A 750ml Affair – Duke Egbert

A 750ml Affair
Kettle Black Records, 2008
Reviewed by Duke Egbert
Published on May 2, 2008

I remember the first time I saw American Beauty.  After the last scene (which I will not spoil, save to say it’s the cinematic equivalent of a punch to the gut), I just sat there, agape, almost catatonic at the sheer emotional impact. It’s as fresh as if it were yesterday; it was like being hit in the soul by a speeding truck.

After the first time I listened to the debut release from A 750ml Affair, I felt the same way. Same truck.

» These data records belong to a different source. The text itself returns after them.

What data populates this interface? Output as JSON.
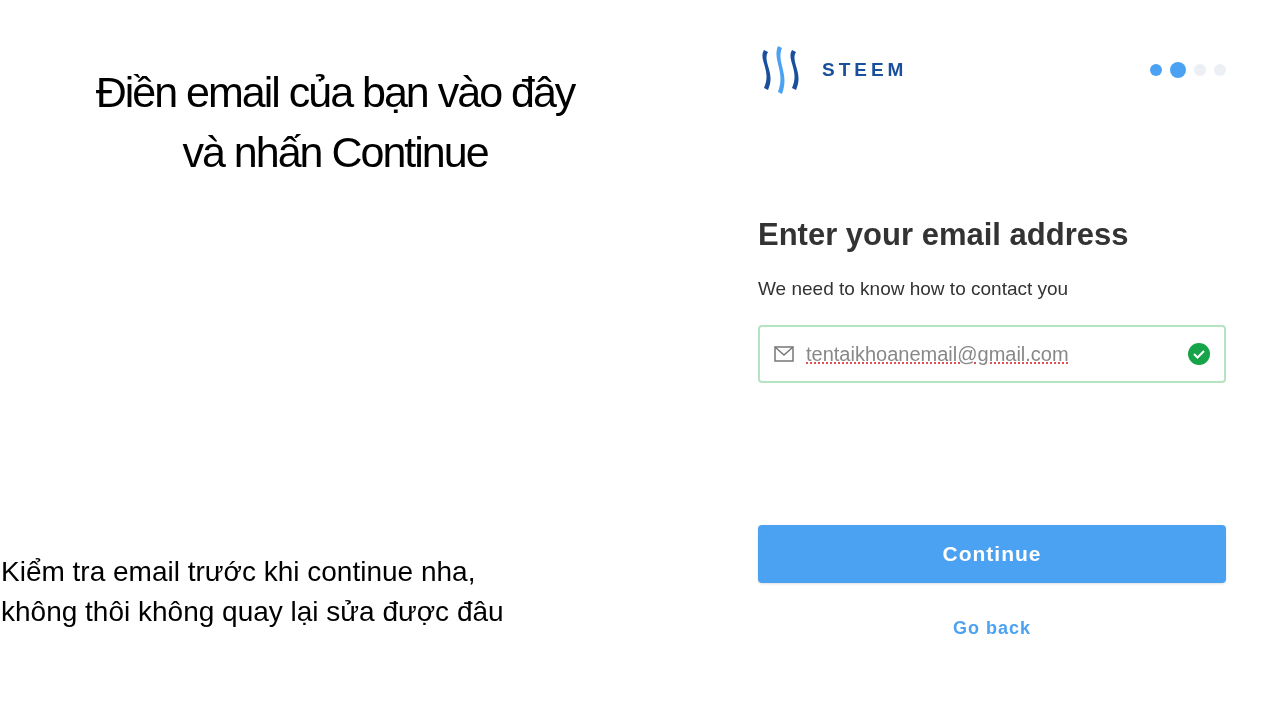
{
  "annotation_title": [
    "Điền email của bạn vào đây",
    "và nhấn Continue"
  ],
  "annotation_note": [
    "Kiểm tra email trước khi continue nha,",
    "không thôi không quay lại sửa được đâu"
  ],
  "logo": {
    "text": "STEEM"
  },
  "steps": [
    {
      "filled": true,
      "selected": false
    },
    {
      "filled": true,
      "selected": true
    },
    {
      "filled": false,
      "selected": false
    },
    {
      "filled": false,
      "selected": false
    }
  ],
  "heading": "Enter your email address",
  "subtitle": "We need to know how to contact you",
  "email_field": {
    "value": "tentaikhoanemail@gmail.com",
    "valid": true
  },
  "continue_button": "Continue",
  "back_link": "Go back"
}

The work of a single singer/songwriter/instrumentalist, Gregory Rogers, A 750ml Affair is a complex, raw, and shiveringly harsh look at one man’s life, how it relates to his dreams and failures, and the big question of What It All Means In The End. It is unblinkingly realistic, slashingly graphic, and completely and utterly brilliant. If art should make you uncomfortable, then this is art; I know damned sure that by the second or third listening (and I have listened to it no less than seven times in two days) I was quivering with the knowledge that the musician’s life could have been mine; I was a hairsbreadth away from being in the same situations he is in and has been in. A 750ml Affair could have been me; it has been me; it might be me.

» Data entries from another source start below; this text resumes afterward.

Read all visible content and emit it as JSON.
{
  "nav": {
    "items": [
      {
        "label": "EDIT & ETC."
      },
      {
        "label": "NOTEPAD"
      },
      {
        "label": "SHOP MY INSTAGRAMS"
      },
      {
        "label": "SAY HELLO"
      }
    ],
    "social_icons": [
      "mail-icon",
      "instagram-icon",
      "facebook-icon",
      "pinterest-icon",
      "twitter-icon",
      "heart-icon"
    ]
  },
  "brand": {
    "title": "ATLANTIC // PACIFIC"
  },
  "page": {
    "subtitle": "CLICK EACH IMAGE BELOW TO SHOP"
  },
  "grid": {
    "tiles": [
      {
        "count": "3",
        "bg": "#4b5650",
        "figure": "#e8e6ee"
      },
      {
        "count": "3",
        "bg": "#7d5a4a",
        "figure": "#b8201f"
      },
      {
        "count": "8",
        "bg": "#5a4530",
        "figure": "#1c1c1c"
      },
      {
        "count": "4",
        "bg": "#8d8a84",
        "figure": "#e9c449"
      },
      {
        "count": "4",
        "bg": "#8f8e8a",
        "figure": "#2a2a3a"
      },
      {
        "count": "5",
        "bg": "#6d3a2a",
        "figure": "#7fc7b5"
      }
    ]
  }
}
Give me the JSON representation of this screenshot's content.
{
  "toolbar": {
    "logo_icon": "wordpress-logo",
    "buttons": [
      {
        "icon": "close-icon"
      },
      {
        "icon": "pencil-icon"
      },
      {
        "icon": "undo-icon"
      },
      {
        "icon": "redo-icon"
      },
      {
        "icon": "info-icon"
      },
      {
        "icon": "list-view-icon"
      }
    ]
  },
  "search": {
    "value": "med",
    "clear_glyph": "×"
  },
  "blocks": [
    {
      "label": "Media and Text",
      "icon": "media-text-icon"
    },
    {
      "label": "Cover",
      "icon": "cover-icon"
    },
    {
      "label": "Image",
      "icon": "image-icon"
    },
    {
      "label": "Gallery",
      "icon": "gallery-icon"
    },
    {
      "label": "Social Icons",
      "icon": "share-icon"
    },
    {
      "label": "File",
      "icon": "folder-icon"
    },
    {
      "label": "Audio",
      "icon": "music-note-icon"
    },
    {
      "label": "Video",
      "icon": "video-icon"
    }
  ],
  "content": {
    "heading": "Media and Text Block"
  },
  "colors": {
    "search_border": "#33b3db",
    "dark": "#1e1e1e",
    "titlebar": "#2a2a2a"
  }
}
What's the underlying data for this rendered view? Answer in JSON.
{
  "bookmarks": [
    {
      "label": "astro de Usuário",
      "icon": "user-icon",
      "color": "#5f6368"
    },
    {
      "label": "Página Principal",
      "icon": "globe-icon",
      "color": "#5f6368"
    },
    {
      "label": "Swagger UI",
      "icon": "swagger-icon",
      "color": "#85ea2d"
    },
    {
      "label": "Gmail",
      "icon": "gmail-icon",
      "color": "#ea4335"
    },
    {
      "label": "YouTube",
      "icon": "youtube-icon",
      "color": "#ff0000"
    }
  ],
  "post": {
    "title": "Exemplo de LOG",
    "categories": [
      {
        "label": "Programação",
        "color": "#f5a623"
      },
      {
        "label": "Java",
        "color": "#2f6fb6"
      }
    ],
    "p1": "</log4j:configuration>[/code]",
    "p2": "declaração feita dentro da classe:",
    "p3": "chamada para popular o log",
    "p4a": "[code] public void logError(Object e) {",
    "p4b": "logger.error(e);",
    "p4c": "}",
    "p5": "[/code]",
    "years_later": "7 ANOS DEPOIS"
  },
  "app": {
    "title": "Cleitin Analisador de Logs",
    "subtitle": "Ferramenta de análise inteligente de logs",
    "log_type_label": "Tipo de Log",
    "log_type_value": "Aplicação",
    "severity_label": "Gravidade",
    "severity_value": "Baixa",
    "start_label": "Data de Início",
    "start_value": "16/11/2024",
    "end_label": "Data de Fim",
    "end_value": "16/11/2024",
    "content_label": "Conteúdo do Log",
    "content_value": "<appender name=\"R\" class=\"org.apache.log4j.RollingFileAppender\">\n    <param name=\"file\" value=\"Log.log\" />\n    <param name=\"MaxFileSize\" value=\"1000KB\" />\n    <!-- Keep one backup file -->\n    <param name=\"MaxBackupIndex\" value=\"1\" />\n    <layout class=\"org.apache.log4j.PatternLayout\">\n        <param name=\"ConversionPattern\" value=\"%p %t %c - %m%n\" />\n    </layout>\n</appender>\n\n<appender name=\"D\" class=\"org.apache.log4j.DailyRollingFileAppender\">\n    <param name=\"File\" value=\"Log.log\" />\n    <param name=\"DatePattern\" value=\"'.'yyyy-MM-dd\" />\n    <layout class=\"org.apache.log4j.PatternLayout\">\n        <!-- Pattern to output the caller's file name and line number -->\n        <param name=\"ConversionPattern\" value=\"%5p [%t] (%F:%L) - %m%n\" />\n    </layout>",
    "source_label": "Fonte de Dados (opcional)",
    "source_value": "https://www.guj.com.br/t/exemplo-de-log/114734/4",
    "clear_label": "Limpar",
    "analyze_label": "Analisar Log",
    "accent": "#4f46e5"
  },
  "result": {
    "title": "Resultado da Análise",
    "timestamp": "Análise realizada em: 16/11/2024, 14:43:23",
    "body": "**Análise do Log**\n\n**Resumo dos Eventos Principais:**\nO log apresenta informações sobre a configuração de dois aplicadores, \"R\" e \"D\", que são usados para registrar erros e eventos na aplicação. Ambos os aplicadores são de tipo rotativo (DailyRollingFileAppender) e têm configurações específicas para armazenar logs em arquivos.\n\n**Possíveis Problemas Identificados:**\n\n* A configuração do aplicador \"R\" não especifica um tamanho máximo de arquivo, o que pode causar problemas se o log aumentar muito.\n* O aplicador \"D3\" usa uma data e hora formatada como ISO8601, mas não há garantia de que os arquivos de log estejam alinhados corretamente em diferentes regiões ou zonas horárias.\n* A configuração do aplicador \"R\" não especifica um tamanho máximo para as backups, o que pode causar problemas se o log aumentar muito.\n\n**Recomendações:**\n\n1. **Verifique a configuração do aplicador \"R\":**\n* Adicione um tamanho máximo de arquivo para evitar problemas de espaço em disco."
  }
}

Musically, 750 is proficient to excellent. The music is surprisingly textured and variable for being the work of one man; stylistically, Rogers can move with a chameleon’s facility and grace from churning alternative rock to acoustic singer-songwriter to an almost jazz sensibility with seemingly little effort. As a lyricist, he produces single lines that stick in your head like the memory of a particularly wonderful spring afternoon – or a particularly graphic car accident. All eleven songs are tight, concise photographs of a moment or an emotion, and they all work.

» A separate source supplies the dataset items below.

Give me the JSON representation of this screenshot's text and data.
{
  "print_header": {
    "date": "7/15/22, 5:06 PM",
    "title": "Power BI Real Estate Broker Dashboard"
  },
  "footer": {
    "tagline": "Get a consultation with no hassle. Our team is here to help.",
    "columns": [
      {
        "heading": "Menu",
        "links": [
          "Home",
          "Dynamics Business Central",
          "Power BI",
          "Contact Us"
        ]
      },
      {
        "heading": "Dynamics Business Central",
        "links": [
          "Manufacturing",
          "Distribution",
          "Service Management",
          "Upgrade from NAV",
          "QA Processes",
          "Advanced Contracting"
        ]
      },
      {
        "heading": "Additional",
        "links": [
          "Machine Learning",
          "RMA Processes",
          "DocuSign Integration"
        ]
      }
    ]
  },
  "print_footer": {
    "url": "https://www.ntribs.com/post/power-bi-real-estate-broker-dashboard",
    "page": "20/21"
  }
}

 I have to give particular praise to the clashing rhythms and denial of emotion of  “Fine,” the vicious, biting anger of “The Daily Ten,” and the title track (which sounds like the evil twin of a Barry White song).

It’s rare that I hear something that literally takes my breath away with a hammer strike of emotional impact. A 750ml Affair is such an album, and it should not be missed by anyone.